This summer I participated in the Belize Valley Archaeological Reconnaissance Project (BVAR). This project focuses on the research of Maya sites in the Belize Valley and it is presently working at three sites: Cahal Pech, Lower Dover, and Baking Pot. I had the opportunity to work at latter two sites.
I spent the first couple days in San Ignacio, Belize learning the basics of excavation before I went with a group to the remote jungle site of Lower Dover for two weeks. We stayed in cabins in the jungle where we slept with mosquito nets, showered with rain water, and walked with flashlights at night to avoid stepping on tarantulas. The site was about a half mile hike in the jungle from the camp. Lower Dover is a Terminal Classic site where excavations only recently began in 2010. This field season focused on excavating a plaza structure to determine its architecture to establish a chronology of Lower Dover. I helped to excavate a ceramic cache, which also contained faunal remains and obsidian, and then painstakingly re-uncover it with a spray bottle and paintbrush after a torrential downpour covered it in mud. I also worked in another unit to establish the site’s chronology by uncovering as many stratigraphic levels as quickly as possible before the season ended. This involved recognizing when there was a level change and very reluctantly having to break through several plaster floors of the plaza with a pick.

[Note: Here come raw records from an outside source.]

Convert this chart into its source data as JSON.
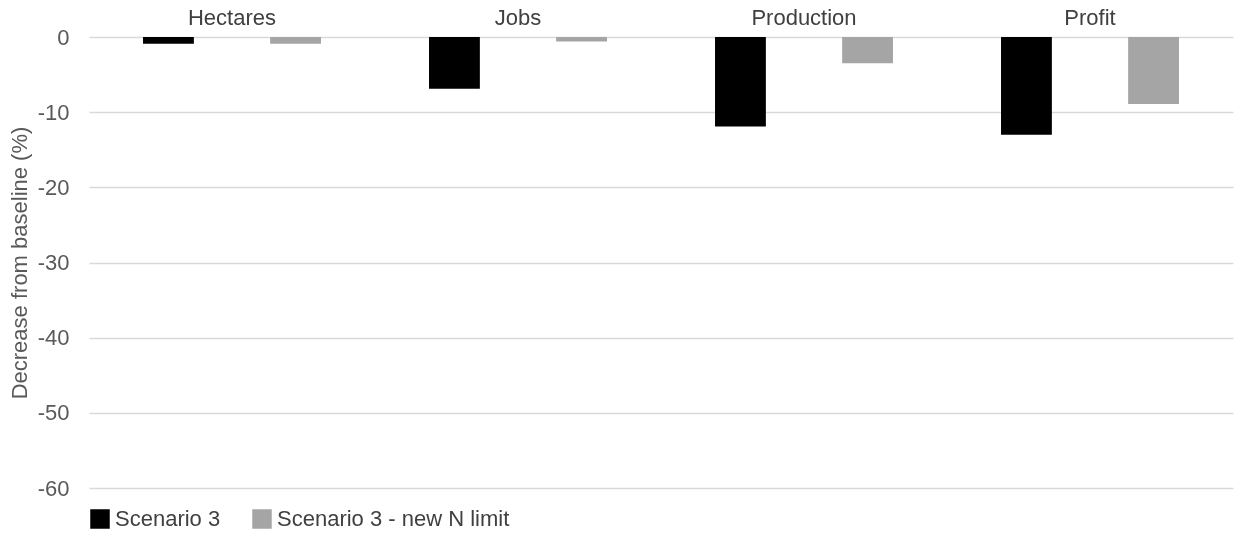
{
  "chart_data": {
    "type": "bar",
    "ylabel": "Decrease from baseline (%)",
    "categories": [
      "Hectares",
      "Jobs",
      "Production",
      "Profit"
    ],
    "series": [
      {
        "name": "Scenario 3",
        "color": "#000000",
        "values": [
          -0.9,
          -6.9,
          -11.9,
          -13
        ]
      },
      {
        "name": "Scenario 3 - new N limit",
        "color": "#a5a5a5",
        "values": [
          -0.9,
          -0.6,
          -3.5,
          -8.9
        ]
      }
    ],
    "ylim": [
      -60,
      0
    ],
    "yticks": [
      0,
      -10,
      -20,
      -30,
      -40,
      -50,
      -60
    ],
    "grid": "y",
    "legend": "bottom"
  }
}
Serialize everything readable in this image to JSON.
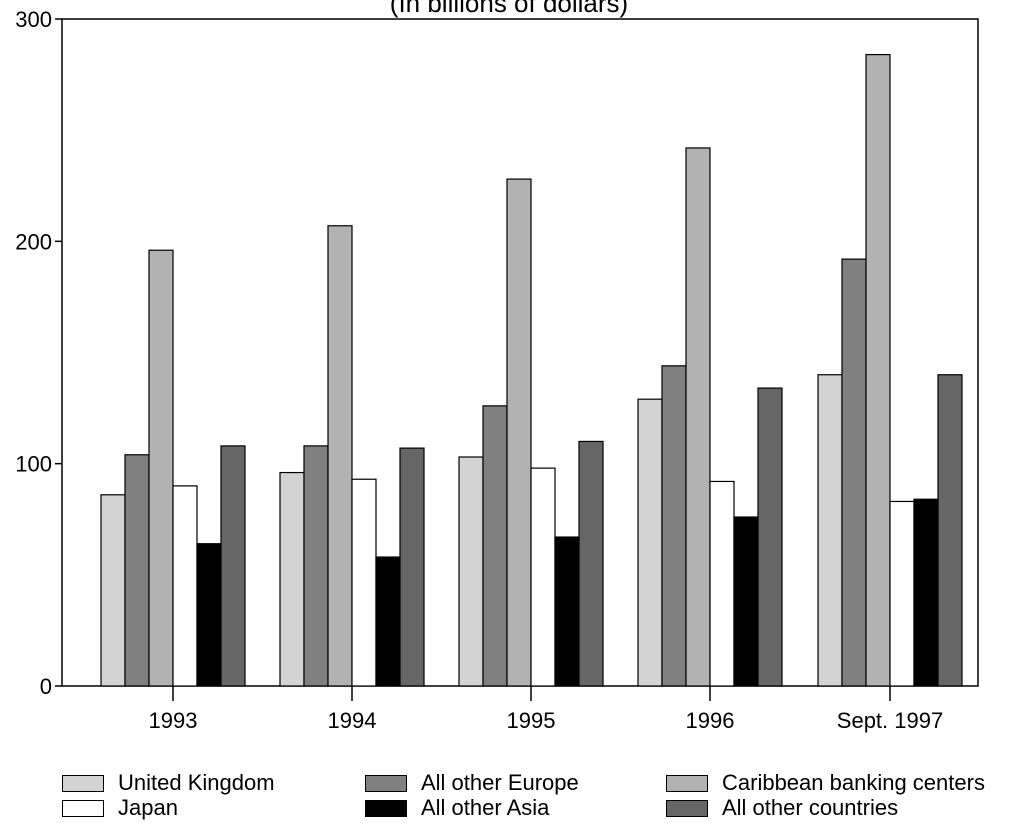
{
  "chart_data": {
    "type": "bar",
    "subtitle": "(In billions of dollars)",
    "categories": [
      "1993",
      "1994",
      "1995",
      "1996",
      "Sept. 1997"
    ],
    "ylim": [
      0,
      300
    ],
    "yticks": [
      "0",
      "100",
      "200",
      "300"
    ],
    "grid": false,
    "legend_position": "bottom",
    "series": [
      {
        "name": "United Kingdom",
        "color": "#d3d3d3",
        "values": [
          86,
          96,
          103,
          129,
          140
        ]
      },
      {
        "name": "All other Europe",
        "color": "#808080",
        "values": [
          104,
          108,
          126,
          144,
          192
        ]
      },
      {
        "name": "Caribbean banking centers",
        "color": "#b2b2b2",
        "values": [
          196,
          207,
          228,
          242,
          284
        ]
      },
      {
        "name": "Japan",
        "color": "#ffffff",
        "values": [
          90,
          93,
          98,
          92,
          83
        ]
      },
      {
        "name": "All other Asia",
        "color": "#000000",
        "values": [
          64,
          58,
          67,
          76,
          84
        ]
      },
      {
        "name": "All other countries",
        "color": "#666666",
        "values": [
          108,
          107,
          110,
          134,
          140
        ]
      }
    ]
  }
}
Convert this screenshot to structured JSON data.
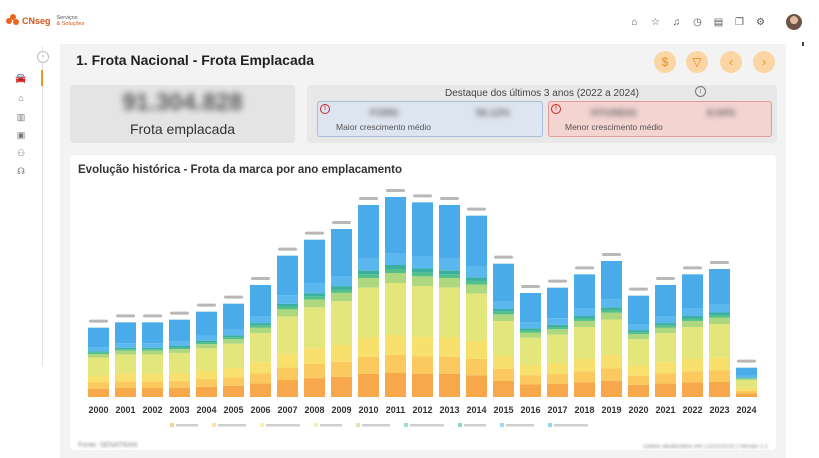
{
  "brand": {
    "logo_text": "CNseg",
    "sub_line1": "Serviços",
    "sub_line2": "& Soluções"
  },
  "page": {
    "title": "1. Frota Nacional - Frota Emplacada"
  },
  "kpi": {
    "value": "91.304.828",
    "label": "Frota emplacada"
  },
  "highlight": {
    "title": "Destaque dos últimos 3 anos (2022 a 2024)",
    "max": {
      "brand": "FORD",
      "value": "56.12%",
      "label": "Maior crescimento médio"
    },
    "min": {
      "brand": "HYUNDAI",
      "value": "8.04%",
      "label": "Menor crescimento médio"
    }
  },
  "footer": {
    "source": "Fonte: SENATRAN",
    "updated": "Dados atualizados em 12/02/2025 | Versão 1.1"
  },
  "chart_data": {
    "type": "bar",
    "stacked": true,
    "title": "Evolução histórica - Frota da marca por ano emplacamento",
    "categories": [
      "2000",
      "2001",
      "2002",
      "2003",
      "2004",
      "2005",
      "2006",
      "2007",
      "2008",
      "2009",
      "2010",
      "2011",
      "2012",
      "2013",
      "2014",
      "2015",
      "2016",
      "2017",
      "2018",
      "2019",
      "2020",
      "2021",
      "2022",
      "2023",
      "2024"
    ],
    "totals": [
      1.3,
      1.4,
      1.4,
      1.45,
      1.6,
      1.75,
      2.1,
      2.65,
      2.95,
      3.15,
      3.6,
      3.75,
      3.65,
      3.6,
      3.4,
      2.5,
      1.95,
      2.05,
      2.3,
      2.55,
      1.9,
      2.1,
      2.3,
      2.4,
      0.55
    ],
    "series_colors": [
      "#f7a84a",
      "#fbc95e",
      "#f8e06c",
      "#e3e67a",
      "#aed880",
      "#52c08a",
      "#3bb0a0",
      "#5bb8ee",
      "#49abea"
    ],
    "series_shares": [
      0.12,
      0.09,
      0.1,
      0.26,
      0.05,
      0.02,
      0.02,
      0.06,
      0.28
    ],
    "legend_position": "bottom",
    "grid": false
  },
  "icons": {
    "top": [
      "home-icon",
      "star-icon",
      "bell-icon",
      "clock-icon",
      "document-icon",
      "copy-icon",
      "gear-icon"
    ]
  }
}
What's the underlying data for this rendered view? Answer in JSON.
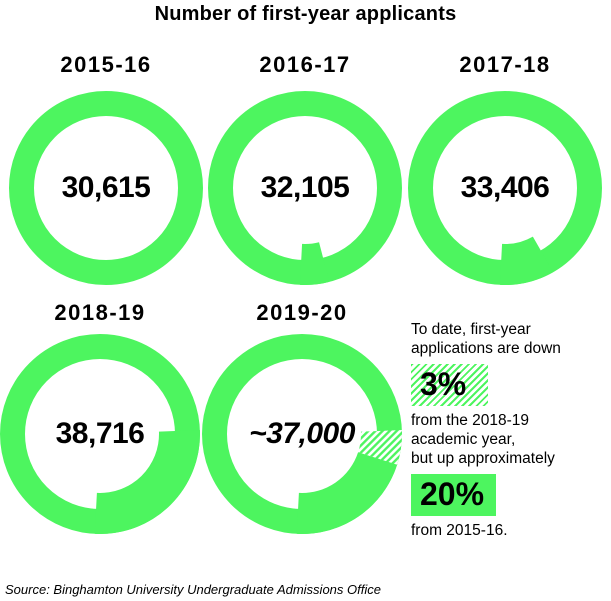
{
  "title": "Number of first-year applicants",
  "colors": {
    "green": "#4DF55F",
    "text": "#000000",
    "background": "#ffffff"
  },
  "chart_data": {
    "type": "donut",
    "title": "Number of first-year applicants",
    "base_year": "2015-16",
    "base_value": 30615,
    "categories": [
      "2015-16",
      "2016-17",
      "2017-18",
      "2018-19",
      "2019-20"
    ],
    "values": [
      30615,
      32105,
      33406,
      38716,
      37000
    ],
    "years": [
      {
        "label": "2015-16",
        "value": 30615,
        "display": "30,615",
        "approx": false
      },
      {
        "label": "2016-17",
        "value": 32105,
        "display": "32,105",
        "approx": false
      },
      {
        "label": "2017-18",
        "value": 33406,
        "display": "33,406",
        "approx": false
      },
      {
        "label": "2018-19",
        "value": 38716,
        "display": "38,716",
        "approx": false
      },
      {
        "label": "2019-20",
        "value": 37000,
        "display": "~37,000",
        "approx": true,
        "hatch_to_value": 38716
      }
    ],
    "encoding_note": "Thick bump arc on each ring = percent growth vs 2015-16 base (3.6 deg per percent), ending at ~183 deg clockwise from top; hatched arc on 2019-20 = shortfall from 38,716 to ~37,000",
    "legend_position": "none",
    "grid": false
  },
  "annotation": {
    "line1": "To date, first-year",
    "line2": "applications are down",
    "down_pct": "3%",
    "line3": "from the 2018-19",
    "line4": "academic year,",
    "line5": "but up approximately",
    "up_pct": "20%",
    "line6": "from 2015-16."
  },
  "source": "Source: Binghamton University Undergraduate Admissions Office"
}
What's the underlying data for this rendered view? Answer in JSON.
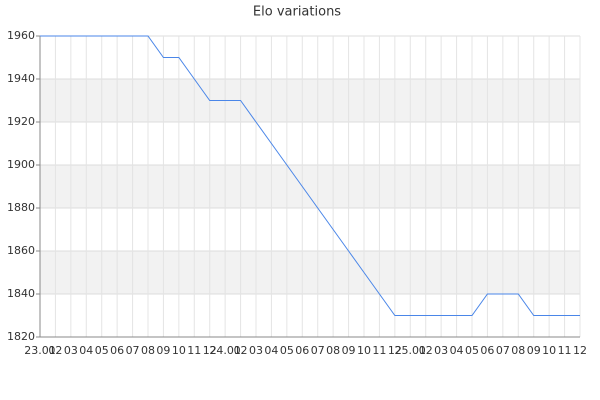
{
  "chart_data": {
    "type": "line",
    "title": "Elo variations",
    "categories": [
      "23.01",
      "02",
      "03",
      "04",
      "05",
      "06",
      "07",
      "08",
      "09",
      "10",
      "11",
      "12",
      "24.01",
      "02",
      "03",
      "04",
      "05",
      "06",
      "07",
      "08",
      "09",
      "10",
      "11",
      "12",
      "25.01",
      "02",
      "03",
      "04",
      "05",
      "06",
      "07",
      "08",
      "09",
      "10",
      "11",
      "12"
    ],
    "values": [
      1960,
      1960,
      1960,
      1960,
      1960,
      1960,
      1960,
      1960,
      1950,
      1950,
      1940,
      1930,
      1930,
      1930,
      1920,
      1910,
      1900,
      1890,
      1880,
      1870,
      1860,
      1850,
      1840,
      1830,
      1830,
      1830,
      1830,
      1830,
      1830,
      1840,
      1840,
      1840,
      1830,
      1830,
      1830,
      1830
    ],
    "color": "#4a86e8",
    "ylim": [
      1820,
      1960
    ],
    "yticks": [
      1820,
      1840,
      1860,
      1880,
      1900,
      1920,
      1940,
      1960
    ],
    "grid": true
  }
}
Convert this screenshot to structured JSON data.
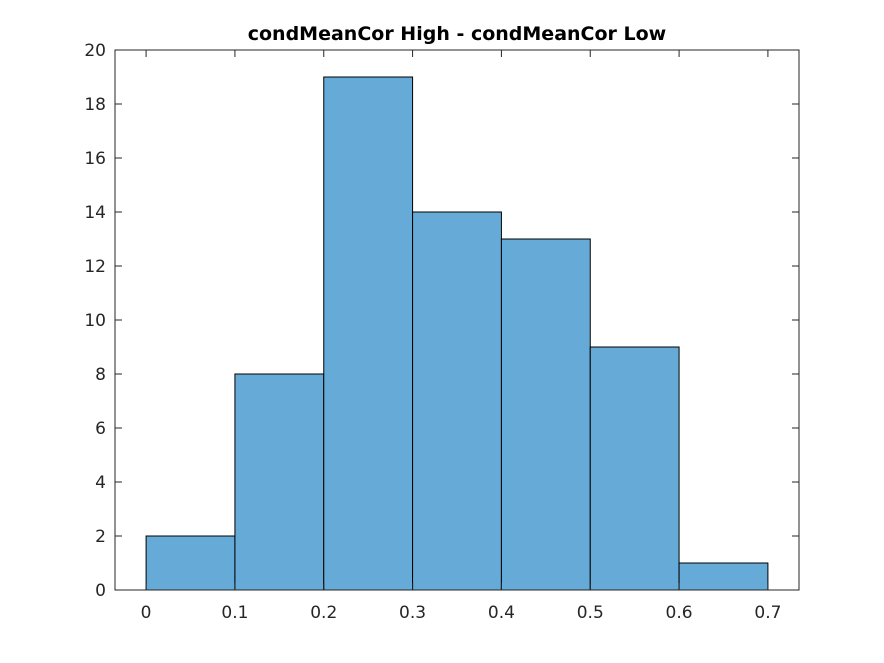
{
  "chart_data": {
    "type": "bar",
    "title": "condMeanCor High - condMeanCor Low",
    "xlabel": "",
    "ylabel": "",
    "bin_edges": [
      0,
      0.1,
      0.2,
      0.3,
      0.4,
      0.5,
      0.6,
      0.7
    ],
    "values": [
      2,
      8,
      19,
      14,
      13,
      9,
      1
    ],
    "xlim": [
      -0.035,
      0.735
    ],
    "ylim": [
      0,
      20
    ],
    "x_ticks": [
      "0",
      "0.1",
      "0.2",
      "0.3",
      "0.4",
      "0.5",
      "0.6",
      "0.7"
    ],
    "y_ticks": [
      "0",
      "2",
      "4",
      "6",
      "8",
      "10",
      "12",
      "14",
      "16",
      "18",
      "20"
    ],
    "bar_color": "#66aad7",
    "edge_color": "#000000",
    "grid": false,
    "legend": "none"
  }
}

The last two weeks I worked at the site of Baking Pot, which has been under excavation for about 20 years and dates back to the Preclassic Period. Baking Pot is covered by modern farms and we had to navigate through a maze of corn fields to reach the mound under excavation. The objective was to expose the architecture of one structure and determine the mound’s chronology with a test pit that measured around 20 feet at season’s end. Since it was the end of the field season, most of the work at the mound was last minute digging, endless screening, and backfilling. Most of the time I was washing and processing artifacts at the ‘lab’ located on a livestock farm. The lab was really just a barn for storage, the porch of the livestock veterinary office, and the outdoors. Thus, we had some curious four-legged visitors that would attempt to eat or play with our equipment and we periodically had to run for cover whenever a stampede of cattle ran through the lab area while we crossed our fingers that they would not trample our drying racks full of
artifacts.
On the weekends I visited other Maya sites in Belize and Guatemala. I’m looking forward to participating in another field school next summer, whether it is with BVAR again or another program in Belize. Overall, I learned a lot from my experience in Belize and gained invaluable insight into archaeological fieldwork. Nothing in the classroom can ever completely prepare you for work in the field, but fieldwork offers invaluable experience and the best stories definitely come from the field.